Second mark of the Church

Sanctam · The Holy Church

The Church is holy because Christ is holy, because the Holy Spirit dwells and acts in her, and because the sacraments communicate divine life. Her holiness remains real even while her members continually need repentance and purification.

Meaning of the mark

Sanctam confesses that the Church is holy. This holiness is not first a statistical claim about the moral performance of every member. It is a claim about origin, gift and mission. The Church is holy because she belongs to Christ, is animated by the Holy Spirit and is entrusted with the sacraments through which God sanctifies his people.

The holiness of the Church is therefore both objective and personal. Objectively, the Church possesses holy doctrine, holy sacraments, holy worship and a holy mission. Personally, this holiness bears fruit in saints, martyrs, confessors, virgins, pastors, families and hidden lives of charity. The existence of sin among Catholics does not abolish the Church’s holiness; it reveals why the Church must continually preach conversion and administer mercy.

Scriptural foundations

The New Testament calls believers to be holy because God is holy and describes the Church as temple, bride and body. Ephesians presents Christ sanctifying the Church; 1 Peter applies priestly and holy language to the people gathered in Christ; Revelation presents the final destiny of the Church as the holy city prepared for God.
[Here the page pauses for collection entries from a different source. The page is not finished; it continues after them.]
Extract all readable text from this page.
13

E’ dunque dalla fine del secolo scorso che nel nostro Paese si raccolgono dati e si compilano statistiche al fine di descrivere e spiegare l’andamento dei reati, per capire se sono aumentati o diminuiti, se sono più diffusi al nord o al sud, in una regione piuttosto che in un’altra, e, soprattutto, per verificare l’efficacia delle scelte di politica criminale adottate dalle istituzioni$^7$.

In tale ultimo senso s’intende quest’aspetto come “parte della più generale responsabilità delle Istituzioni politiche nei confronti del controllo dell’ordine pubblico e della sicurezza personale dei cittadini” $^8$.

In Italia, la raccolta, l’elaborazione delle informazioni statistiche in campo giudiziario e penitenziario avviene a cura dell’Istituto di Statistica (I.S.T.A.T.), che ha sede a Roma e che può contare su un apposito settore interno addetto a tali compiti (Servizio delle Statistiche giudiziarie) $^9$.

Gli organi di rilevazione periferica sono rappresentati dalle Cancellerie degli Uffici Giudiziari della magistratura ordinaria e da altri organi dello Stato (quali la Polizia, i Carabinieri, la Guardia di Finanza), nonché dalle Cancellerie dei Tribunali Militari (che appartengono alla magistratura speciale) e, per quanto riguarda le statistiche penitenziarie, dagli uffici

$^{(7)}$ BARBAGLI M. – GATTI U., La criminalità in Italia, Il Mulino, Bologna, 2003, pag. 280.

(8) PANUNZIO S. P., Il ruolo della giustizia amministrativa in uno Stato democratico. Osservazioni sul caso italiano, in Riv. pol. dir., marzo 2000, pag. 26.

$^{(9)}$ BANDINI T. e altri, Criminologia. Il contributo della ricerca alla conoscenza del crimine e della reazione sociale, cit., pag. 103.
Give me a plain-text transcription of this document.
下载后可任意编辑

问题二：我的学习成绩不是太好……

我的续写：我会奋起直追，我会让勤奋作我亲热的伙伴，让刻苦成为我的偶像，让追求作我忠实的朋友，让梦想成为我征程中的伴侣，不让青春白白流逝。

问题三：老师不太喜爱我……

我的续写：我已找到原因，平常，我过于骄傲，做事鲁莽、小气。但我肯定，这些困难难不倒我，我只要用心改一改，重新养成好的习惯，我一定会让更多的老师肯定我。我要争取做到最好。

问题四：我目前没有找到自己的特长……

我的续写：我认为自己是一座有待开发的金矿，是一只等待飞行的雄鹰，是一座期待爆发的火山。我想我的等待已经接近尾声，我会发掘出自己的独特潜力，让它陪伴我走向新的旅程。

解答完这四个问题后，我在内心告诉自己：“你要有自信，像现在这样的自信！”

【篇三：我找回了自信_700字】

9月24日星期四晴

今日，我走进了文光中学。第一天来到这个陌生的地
Holiness is inseparable from worship. The Eucharist, baptism, confession, anointing, holy orders, matrimony and the daily life of prayer are not decorative elements. They are the concrete economy by which Christ forms sinners into saints.

Saints and sinners in one visible Church

The Church contains saints and sinners. This fact has always been part of Catholic realism. Christ’s parables of the wheat and weeds, the net with good and bad fish, and the mixed field of history prevent a naïve view of the Church as a society of the already perfect. Yet they also prevent despair: holiness belongs to Christ and is poured into history through grace.

Scandals must therefore be named honestly. They are not proofs against the holiness of Christ, but betrayals of it. The Church’s answer cannot be denial; it must be repentance, justice, purification and deeper fidelity to her Lord.

Common misunderstandings

  • Holiness does not mean every churchman is holy. It means the Church’s source, sacraments and calling are holy.
  • Holiness is not puritanism. Catholic holiness includes mercy, asceticism, joy, beauty, penance and charity.
  • Holiness is not private spirituality alone. It is sacramental, ecclesial and missionary.

Doctrinal references for study

Key reference points include Ephesians 5, 1 Peter 2, the theology of the sacraments, the lives of the saints, the Church’s penitential discipline and the Catechism’s account of holiness, grace and the universal call to holiness.